Samples: 128 of event 'offcpu-time', Event count (approx.): 96,216,883,498 (*)
Overhead Command Shared Object Symbol
+ 51.43% sched-messaging libc.so.6 [.] read
+ 44.94% sched-messaging libc.so.6 [.] __GI___libc_write
+ 3.60% sched-messaging libc.so.6 [.] __GI___futex_abstimed_wait_cancelable64
0.03% sched-messaging libc.so.6 [.] __poll
0.00% sched-messaging perf [.] sender


- SHARED_RUNQ

$ time taskset -c 0-7,128-135 perf bench sched messaging -p -t -l 100000 -g 1
# Running 'sched/messaging' benchmark:
# 20 sender and receiver threads per group
# 1 groups == 40 threads run
Total time: 48.171 [sec] (*)
real 0m48.186s
user 0m5.409s (*)
sys 0m41.185s (*)

$ sudo perf record -C 0-7,128-135 --off-cpu -- taskset -c 0-7,128-135 perf bench sched messaging -p -t -l 100000 -g 1
$ sudo perf report --no-children

Samples: 157 of event 'offcpu-time', Event count (approx.): 5,882,929,338,882 (*)
Overhead Command Shared Object Symbol
+ 47.49% sched-messaging libc.so.6 [.] read
+ 46.33% sched-messaging libc.so.6 [.] __GI___libc_write
+ 2.40% sched-messaging libc.so.6 [.] __GI___futex_abstimed_wait_cancelable64
+ 1.08% snapd snapd [.] 0x000000000006caa3
+ 1.02% cron libc.so.6 [.] clock_nanosleep@GLIBC_2.2.5
+ 0.86% containerd containerd [.] runtime.futex.abi0
+ 0.82% containerd containerd [.] runtime/internal/syscall.Syscall6


(*) The runtime has bloated massively but both "user" and "sys" time
are down and the "offcpu-time" count goes up with SHARED_RUNQ.
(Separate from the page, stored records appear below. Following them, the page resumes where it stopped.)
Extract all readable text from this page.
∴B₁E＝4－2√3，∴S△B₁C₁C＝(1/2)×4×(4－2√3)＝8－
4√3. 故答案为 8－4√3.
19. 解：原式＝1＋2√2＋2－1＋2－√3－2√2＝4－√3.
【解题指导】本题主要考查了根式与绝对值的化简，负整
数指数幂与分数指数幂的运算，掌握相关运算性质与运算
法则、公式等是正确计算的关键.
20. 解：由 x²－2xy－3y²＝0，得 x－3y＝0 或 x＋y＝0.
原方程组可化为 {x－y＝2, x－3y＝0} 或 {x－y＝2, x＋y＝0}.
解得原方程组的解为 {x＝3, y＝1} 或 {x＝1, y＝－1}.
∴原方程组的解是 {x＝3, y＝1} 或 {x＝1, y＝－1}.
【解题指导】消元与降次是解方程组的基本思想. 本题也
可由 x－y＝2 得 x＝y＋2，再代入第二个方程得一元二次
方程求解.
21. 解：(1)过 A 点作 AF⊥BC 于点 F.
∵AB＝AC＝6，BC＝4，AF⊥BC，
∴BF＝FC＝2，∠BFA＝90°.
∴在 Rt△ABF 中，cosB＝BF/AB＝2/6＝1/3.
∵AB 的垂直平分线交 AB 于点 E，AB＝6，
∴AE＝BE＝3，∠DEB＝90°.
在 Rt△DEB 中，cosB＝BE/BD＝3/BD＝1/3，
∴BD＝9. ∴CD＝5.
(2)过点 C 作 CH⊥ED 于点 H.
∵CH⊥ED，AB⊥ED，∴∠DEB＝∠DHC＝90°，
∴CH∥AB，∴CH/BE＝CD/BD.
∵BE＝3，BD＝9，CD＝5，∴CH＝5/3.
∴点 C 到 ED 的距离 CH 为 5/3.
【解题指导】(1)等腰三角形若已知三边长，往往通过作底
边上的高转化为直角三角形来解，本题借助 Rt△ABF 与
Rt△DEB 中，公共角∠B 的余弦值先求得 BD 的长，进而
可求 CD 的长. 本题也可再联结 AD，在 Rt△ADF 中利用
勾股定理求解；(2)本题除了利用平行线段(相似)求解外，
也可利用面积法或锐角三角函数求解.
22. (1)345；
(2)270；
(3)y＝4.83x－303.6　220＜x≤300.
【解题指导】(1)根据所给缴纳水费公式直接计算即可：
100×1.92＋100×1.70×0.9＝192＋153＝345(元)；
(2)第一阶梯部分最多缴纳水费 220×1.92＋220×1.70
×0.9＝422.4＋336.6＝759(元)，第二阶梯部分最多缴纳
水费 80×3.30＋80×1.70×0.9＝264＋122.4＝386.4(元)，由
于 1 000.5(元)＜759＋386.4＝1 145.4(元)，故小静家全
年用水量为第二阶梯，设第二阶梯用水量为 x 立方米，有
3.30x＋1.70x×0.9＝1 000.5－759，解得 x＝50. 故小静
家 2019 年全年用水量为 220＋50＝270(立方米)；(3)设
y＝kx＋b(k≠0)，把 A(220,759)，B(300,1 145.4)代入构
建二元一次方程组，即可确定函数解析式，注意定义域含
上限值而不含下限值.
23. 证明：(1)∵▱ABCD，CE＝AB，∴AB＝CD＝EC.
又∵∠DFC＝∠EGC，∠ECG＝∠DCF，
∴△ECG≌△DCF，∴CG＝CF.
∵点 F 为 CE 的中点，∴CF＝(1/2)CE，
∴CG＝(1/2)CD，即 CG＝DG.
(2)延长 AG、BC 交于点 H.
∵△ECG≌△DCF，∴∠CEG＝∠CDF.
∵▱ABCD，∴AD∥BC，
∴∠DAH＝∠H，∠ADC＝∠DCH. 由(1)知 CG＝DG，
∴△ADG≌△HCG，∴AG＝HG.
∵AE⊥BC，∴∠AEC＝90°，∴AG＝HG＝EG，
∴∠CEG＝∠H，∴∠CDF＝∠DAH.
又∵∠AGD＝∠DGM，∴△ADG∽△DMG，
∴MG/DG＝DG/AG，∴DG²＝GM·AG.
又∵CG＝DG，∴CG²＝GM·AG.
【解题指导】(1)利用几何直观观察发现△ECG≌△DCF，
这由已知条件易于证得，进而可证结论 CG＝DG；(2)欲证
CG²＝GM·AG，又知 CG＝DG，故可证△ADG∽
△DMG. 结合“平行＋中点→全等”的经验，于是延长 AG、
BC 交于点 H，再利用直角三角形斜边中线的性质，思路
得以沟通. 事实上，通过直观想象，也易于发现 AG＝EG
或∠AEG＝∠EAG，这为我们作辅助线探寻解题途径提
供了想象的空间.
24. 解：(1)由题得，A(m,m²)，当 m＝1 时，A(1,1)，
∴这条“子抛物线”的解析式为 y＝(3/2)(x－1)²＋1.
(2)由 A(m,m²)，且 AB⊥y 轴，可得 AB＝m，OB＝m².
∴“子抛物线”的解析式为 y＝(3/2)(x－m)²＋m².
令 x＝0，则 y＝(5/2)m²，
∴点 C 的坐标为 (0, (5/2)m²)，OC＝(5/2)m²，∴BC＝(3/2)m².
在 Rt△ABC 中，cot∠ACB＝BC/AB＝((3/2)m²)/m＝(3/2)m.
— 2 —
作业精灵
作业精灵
There seems to be a corner case that is not accounted for but I'm not
sure where it lies currently. P.S. I tested this on a v6.8-rc4 kernel
since that is what I initially tested the series on but I can see the
same behavior when I rebased the changed on the current v6.10-rc5 based
tip:sched/core.


But it occurs to me this might be the same thing that Prateek chased
down here:

https://lkml.kernel.org/r/20240710090210.41856-1-kprateek.nayak@xxxxxxx

Hmm ?

Without the nohz_csd_func fix and the SM_IDLE fast-path (Patch 1 and 2),
currently, the scheduler depends on the newidle_balance to pull tasks to
an idle CPU. Vincent had pointed it out on the first RCF to tackle the
problem that tried to do what SM_IDLE does but for fair class alone:

https://lore.kernel.org/all/CAKfTPtC446Lo9CATPp7PExdkLhHQFoBuY-JMGC7agOHY4hs-Pw@xxxxxxxxxxxxxx/

It shouldn't be too frequent but it could be the reason why
newidle_balance() might jump up in traces, especially if it decides to
scan a domain with large number of CPUs (NUMA1/NUMA2 in Matt's case,
perhaps the PKG/NUMA in the case Chenyu was investigating initially).


Supposing that is indeed the case, I think it makes more sense to
proceed with that approach. That is, completely redo the sub-numa new
idle balance.



--
Thanks and Regards,
Prateek